Mode jumping analysis of thin film secondary wrinkling

Abstract

In this paper, a mathematic expression is presented to describe the mode jumping and the equilibrium path reversal characteristics of thin film secondary wrinkling based on the non-linear bifurcation buckling theory. With the usage of variable transformation and the introduction of dimensionless parameters, the non-linear Von-Karman equilibrium equation considering the two-direction loading characteristics, is transformed into a non-linear boundary value problem with zero trivial solution. Based on the bifurcation theory, the eigenvalue problem is addressed through the linearization of non-linear boundary value problem.

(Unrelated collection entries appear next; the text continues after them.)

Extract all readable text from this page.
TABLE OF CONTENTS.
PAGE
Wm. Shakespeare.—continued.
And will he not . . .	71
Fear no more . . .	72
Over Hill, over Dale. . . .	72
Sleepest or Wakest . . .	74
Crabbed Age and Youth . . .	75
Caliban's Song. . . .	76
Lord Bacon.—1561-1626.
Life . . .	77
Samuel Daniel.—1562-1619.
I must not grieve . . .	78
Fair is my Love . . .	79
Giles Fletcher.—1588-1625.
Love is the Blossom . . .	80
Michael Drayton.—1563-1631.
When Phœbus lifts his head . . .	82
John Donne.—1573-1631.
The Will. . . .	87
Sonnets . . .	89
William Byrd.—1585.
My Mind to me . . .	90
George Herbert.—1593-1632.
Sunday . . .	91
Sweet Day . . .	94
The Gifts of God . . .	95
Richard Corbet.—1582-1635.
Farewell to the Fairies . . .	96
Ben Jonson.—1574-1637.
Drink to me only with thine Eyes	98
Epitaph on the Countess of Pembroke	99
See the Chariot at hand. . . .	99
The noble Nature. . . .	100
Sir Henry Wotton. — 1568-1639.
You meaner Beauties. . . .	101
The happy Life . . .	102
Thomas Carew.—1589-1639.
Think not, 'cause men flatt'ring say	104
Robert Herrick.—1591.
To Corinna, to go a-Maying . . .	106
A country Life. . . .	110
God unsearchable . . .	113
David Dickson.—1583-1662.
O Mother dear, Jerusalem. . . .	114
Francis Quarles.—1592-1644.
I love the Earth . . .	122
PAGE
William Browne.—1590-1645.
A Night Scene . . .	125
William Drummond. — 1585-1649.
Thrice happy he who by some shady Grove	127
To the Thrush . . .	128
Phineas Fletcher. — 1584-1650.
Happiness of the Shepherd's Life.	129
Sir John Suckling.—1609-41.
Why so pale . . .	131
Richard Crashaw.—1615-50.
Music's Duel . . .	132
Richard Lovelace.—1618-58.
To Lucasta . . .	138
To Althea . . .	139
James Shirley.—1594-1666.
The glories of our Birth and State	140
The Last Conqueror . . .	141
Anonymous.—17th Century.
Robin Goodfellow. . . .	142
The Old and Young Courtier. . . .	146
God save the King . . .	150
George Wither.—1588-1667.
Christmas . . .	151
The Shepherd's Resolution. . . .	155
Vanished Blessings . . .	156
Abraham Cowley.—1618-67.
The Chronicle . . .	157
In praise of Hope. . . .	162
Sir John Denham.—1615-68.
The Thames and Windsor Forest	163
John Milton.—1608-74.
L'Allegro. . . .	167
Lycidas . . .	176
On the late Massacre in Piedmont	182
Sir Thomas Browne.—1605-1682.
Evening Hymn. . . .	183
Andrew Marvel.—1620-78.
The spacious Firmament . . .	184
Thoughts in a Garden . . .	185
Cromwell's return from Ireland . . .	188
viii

An approach to critical load prediction of thin film secondary wrinkling is proposed by introducing a critical aspect ratio parameter, since the mechanism of thin film secondary wrinkling is double eigenvalues splitting. Furthermore, this paper presents an analysis in detail on the critical load of the rectangular thin film secondary wrinkling under shear, indicating that the critical load is linearly proportional to the initial stretching displacement, while its relationship with the size of the free edge is nonlinear. The validity of this critical load prediction approach is verified via the digital image correlation experiment. The results provide strong supports for the controlling and tuning of the wrinkles for high precision pre-tensioned thin film structures.